[What Did Jaci Think? Late December]

Ah, the end of the year, where we’re spoiled for film. First up, Shoplifters finally opened here, and I adored it. I’m a sucker for a chosen family narrative, and this one is beautifully done, slowly expanding your heart for most of the picture & then stomping on it for the last half hour. Sakura Andô killed me. In, you know, a good way.

Also building me up and breaking me down, the gorgeous & pure If Beale Street Could Talk, which I don’t feel equipped to talk about, but also we’re not talking about it enough & more of you need to see it. It will lift you up.

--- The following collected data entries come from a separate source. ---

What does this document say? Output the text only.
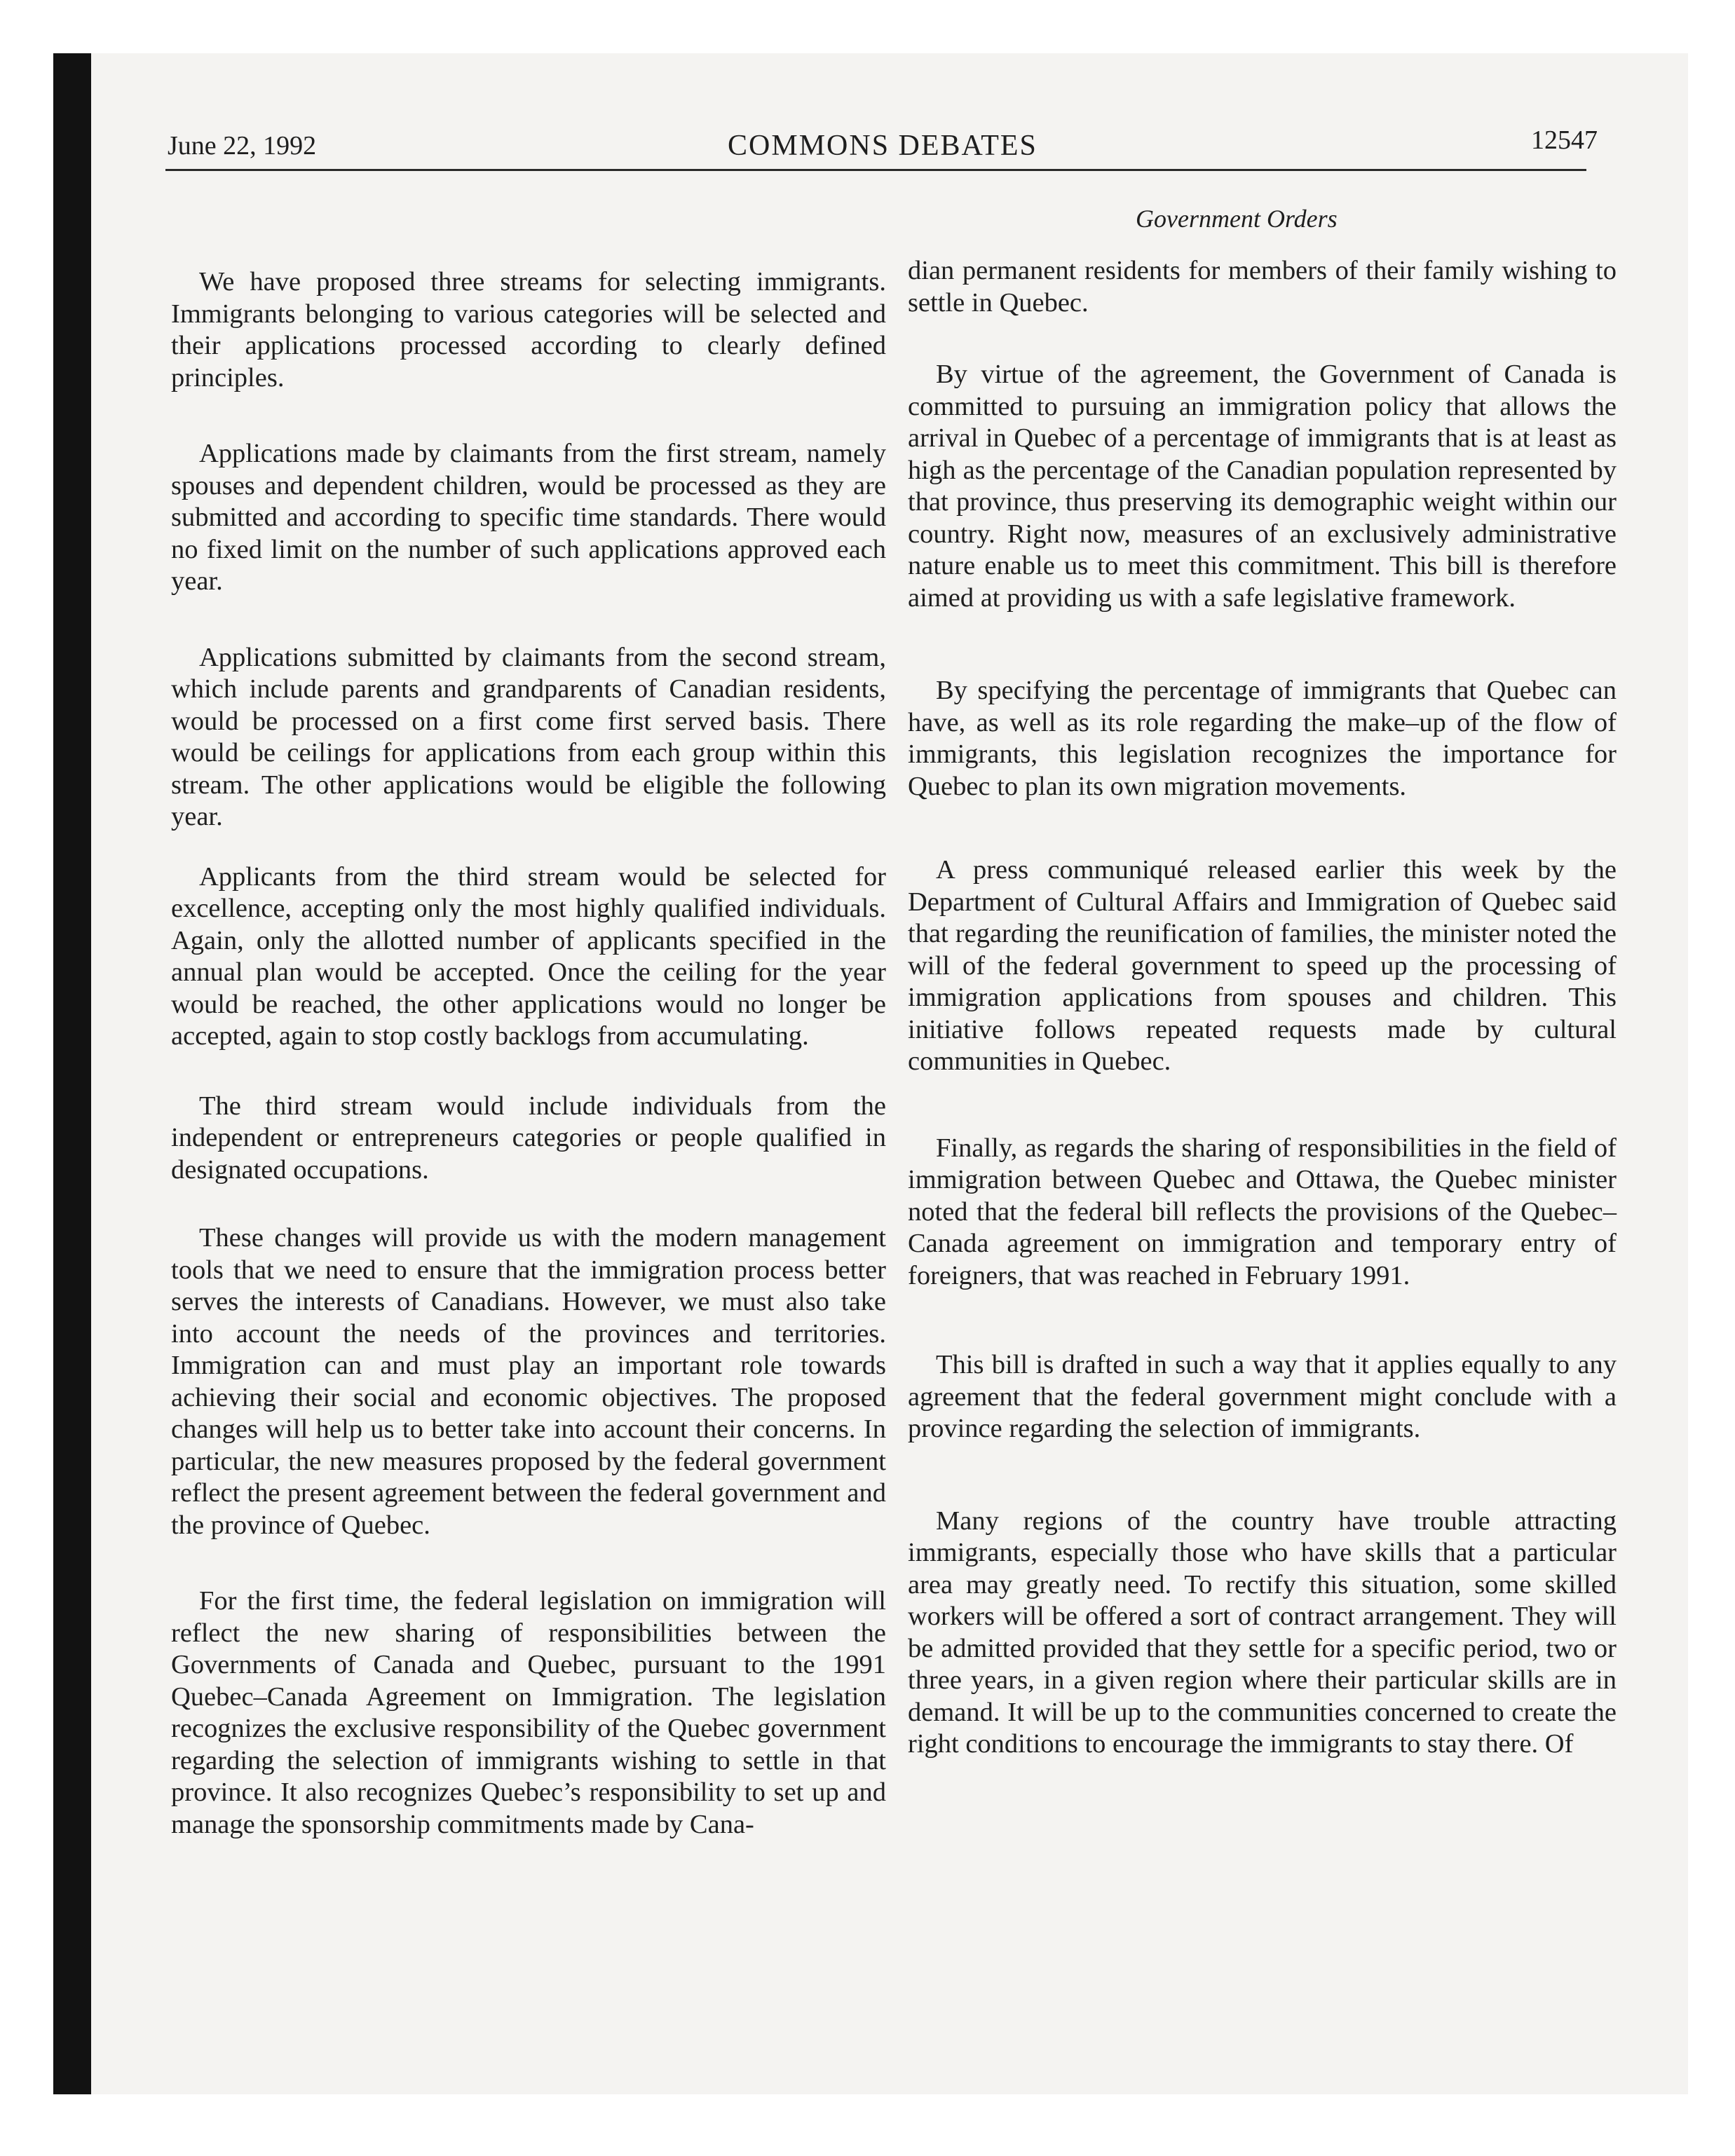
June 22, 1992	COMMONS DEBATES	12547
Government Orders

We have proposed three streams for selecting immigrants. Immigrants belonging to various categories will be selected and their applications processed according to clearly defined principles.

Applications made by claimants from the first stream, namely spouses and dependent children, would be processed as they are submitted and according to specific time standards. There would no fixed limit on the number of such applications approved each year.

Applications submitted by claimants from the second stream, which include parents and grandparents of Canadian residents, would be processed on a first come first served basis. There would be ceilings for applications from each group within this stream. The other applications would be eligible the following year.

Applicants from the third stream would be selected for excellence, accepting only the most highly qualified individuals. Again, only the allotted number of applicants specified in the annual plan would be accepted. Once the ceiling for the year would be reached, the other applications would no longer be accepted, again to stop costly backlogs from accumulating.

The third stream would include individuals from the independent or entrepreneurs categories or people qualified in designated occupations.

These changes will provide us with the modern management tools that we need to ensure that the immigration process better serves the interests of Canadians. However, we must also take into account the needs of the provinces and territories. Immigration can and must play an important role towards achieving their social and economic objectives. The proposed changes will help us to better take into account their concerns. In particular, the new measures proposed by the federal government reflect the present agreement between the federal government and the province of Quebec.

For the first time, the federal legislation on immigration will reflect the new sharing of responsibilities between the Governments of Canada and Quebec, pursuant to the 1991 Quebec–Canada Agreement on Immigration. The legislation recognizes the exclusive responsibility of the Quebec government regarding the selection of immigrants wishing to settle in that province. It also recognizes Quebec’s responsibility to set up and manage the sponsorship commitments made by Cana-

dian permanent residents for members of their family wishing to settle in Quebec.

By virtue of the agreement, the Government of Canada is committed to pursuing an immigration policy that allows the arrival in Quebec of a percentage of immigrants that is at least as high as the percentage of the Canadian population represented by that province, thus preserving its demographic weight within our country. Right now, measures of an exclusively administrative nature enable us to meet this commitment. This bill is therefore aimed at providing us with a safe legislative framework.

By specifying the percentage of immigrants that Quebec can have, as well as its role regarding the make–up of the flow of immigrants, this legislation recognizes the importance for Quebec to plan its own migration movements.

A press communiqué released earlier this week by the Department of Cultural Affairs and Immigration of Quebec said that regarding the reunification of families, the minister noted the will of the federal government to speed up the processing of immigration applications from spouses and children. This initiative follows repeated requests made by cultural communities in Quebec.

Finally, as regards the sharing of responsibilities in the field of immigration between Quebec and Ottawa, the Quebec minister noted that the federal bill reflects the provisions of the Quebec–Canada agreement on immigration and temporary entry of foreigners, that was reached in February 1991.

This bill is drafted in such a way that it applies equally to any agreement that the federal government might conclude with a province regarding the selection of immigrants.

Many regions of the country have trouble attracting immigrants, especially those who have skills that a particular area may greatly need. To rectify this situation, some skilled workers will be offered a sort of contract arrangement. They will be admitted provided that they settle for a specific period, two or three years, in a given region where their particular skills are in demand. It will be up to the communities concerned to create the right conditions to encourage the immigrants to stay there. Of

Everyone I have told this to has laughed at me, but I wish Aquaman had been goofier. Which is not to say it wasn’t goofy, because it definitely was. But I wish it had been the goofball situation the nuance-free dundundun-heavy score wanted it to be. I wish it had been 45 minutes shorter, that Patrick Wilson had leant into the campy gay villain that role was meant to be, and that it had cut out all of the Game of Thrones nonsense that had armies I cared nothing about battling it out at the end. Also, I have no confidence that Live Action Gaston is really the one we want turning around a culture where the punishment for not being into an arranged marriage is death, but I guess we should be relieved he’s surrounded himself with a few smart ladies. PS Nicole Kidman forever.

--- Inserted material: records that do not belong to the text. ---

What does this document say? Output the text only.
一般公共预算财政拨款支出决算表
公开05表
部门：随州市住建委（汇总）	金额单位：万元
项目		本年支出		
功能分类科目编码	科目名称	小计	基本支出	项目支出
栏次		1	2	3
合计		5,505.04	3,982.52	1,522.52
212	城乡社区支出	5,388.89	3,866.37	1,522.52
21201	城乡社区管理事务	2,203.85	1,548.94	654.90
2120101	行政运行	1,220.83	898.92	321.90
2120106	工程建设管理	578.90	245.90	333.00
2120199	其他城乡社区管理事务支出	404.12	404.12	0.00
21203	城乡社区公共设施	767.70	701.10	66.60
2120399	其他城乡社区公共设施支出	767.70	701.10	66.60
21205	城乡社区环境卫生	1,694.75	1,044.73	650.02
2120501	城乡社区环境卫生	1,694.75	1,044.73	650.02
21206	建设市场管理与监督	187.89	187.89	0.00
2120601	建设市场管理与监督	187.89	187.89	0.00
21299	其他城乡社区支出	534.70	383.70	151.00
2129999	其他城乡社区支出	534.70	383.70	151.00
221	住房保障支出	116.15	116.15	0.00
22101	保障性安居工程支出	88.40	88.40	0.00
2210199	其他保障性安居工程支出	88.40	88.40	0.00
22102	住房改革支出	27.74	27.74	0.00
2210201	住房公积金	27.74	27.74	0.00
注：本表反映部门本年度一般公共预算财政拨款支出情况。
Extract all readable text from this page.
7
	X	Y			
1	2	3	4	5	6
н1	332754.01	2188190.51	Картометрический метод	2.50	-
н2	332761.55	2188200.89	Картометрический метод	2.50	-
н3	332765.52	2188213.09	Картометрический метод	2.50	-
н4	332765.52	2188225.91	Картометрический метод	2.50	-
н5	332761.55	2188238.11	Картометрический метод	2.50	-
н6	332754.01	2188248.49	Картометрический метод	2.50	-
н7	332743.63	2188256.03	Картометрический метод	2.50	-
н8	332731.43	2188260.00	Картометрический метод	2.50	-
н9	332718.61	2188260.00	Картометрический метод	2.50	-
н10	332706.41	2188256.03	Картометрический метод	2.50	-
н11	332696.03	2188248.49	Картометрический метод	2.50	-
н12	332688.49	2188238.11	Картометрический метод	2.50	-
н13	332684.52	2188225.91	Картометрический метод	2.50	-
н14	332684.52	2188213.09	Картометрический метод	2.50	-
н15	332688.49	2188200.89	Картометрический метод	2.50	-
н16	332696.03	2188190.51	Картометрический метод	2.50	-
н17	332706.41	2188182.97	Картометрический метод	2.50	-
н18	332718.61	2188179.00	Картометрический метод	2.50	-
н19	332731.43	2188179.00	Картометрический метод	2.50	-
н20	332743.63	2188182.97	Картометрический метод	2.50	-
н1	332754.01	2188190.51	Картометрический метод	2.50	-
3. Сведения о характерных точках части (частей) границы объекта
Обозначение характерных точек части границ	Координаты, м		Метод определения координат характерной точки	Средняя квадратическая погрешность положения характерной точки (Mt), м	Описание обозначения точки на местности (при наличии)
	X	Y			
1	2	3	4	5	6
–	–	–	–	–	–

Green Book is infuriating, a feel-good racist film designed completely to maintain white supremacy. The fictionalized retelling of an employer-employee relationship, it repeatedly centers the white character, leaving Dr. Shirley as a supporting (and mysterious) character in a film about his own tour. It’s a film where white people constantly explain black culture (both as it is and as they imagine it to be) to other white people and, even more insultingly, to Dr. Shirley himself (and in this case, in a way that is intended to be humorous. It is not.)

It’s a film that purports to show the finding of common ground, whatever that means, between the races, but only shows a racist white man deigning to form a relationship with an exceptional black man. It in no way indicates a change in Tony’s attitudes in relation to any black person other than Dr. Shirley, nor a change in his actions – such as when he threw away glasses which had been used by black workers – for any reasons other than financial. It allows white people to condemn the past and be comfortable in the present. It is nonsense.

Green Book is particularly insulting as a release in the same year as BlacKkKlansman, a film that also focused on a working relationship between a black man and a white man, where the white character also was confronted with the fragility of his relationship to whiteness, but where the violence was not left safely in the past, but was brought forward sharply with the inclusion of footage from August 2017 in Charlottesville. Please, see that instead.

Clearly the most important thing to note about Mary Poppins Returns is that they put Emily Mortimer in trousers as Jane, gave her a flat to herself & established her role as a labor organizer and then! Fucking Disney! Inflicted some goddamned compulsory heterosexuality on her. What the fuck. Whatever. The movie’s okay. Ben Whishaw is lovely as always, Emily Blunt puts a terrific spin on the title character, and I’m always happy to see Dick Van Dyke. It was the perfect movie to see with my aunt over the holidays and then promptly forget everything about it.

Finally, we saw a couple Chinese films: Airpocalypse (a movie about a psychologist who absorbs the power of a god and which argues that terrible air quality is the fault of a vengeful god) and Kill Mobile (a movie about a dinner party where it’s open season on everyone’s cell phones and which argues that straight people are not ok).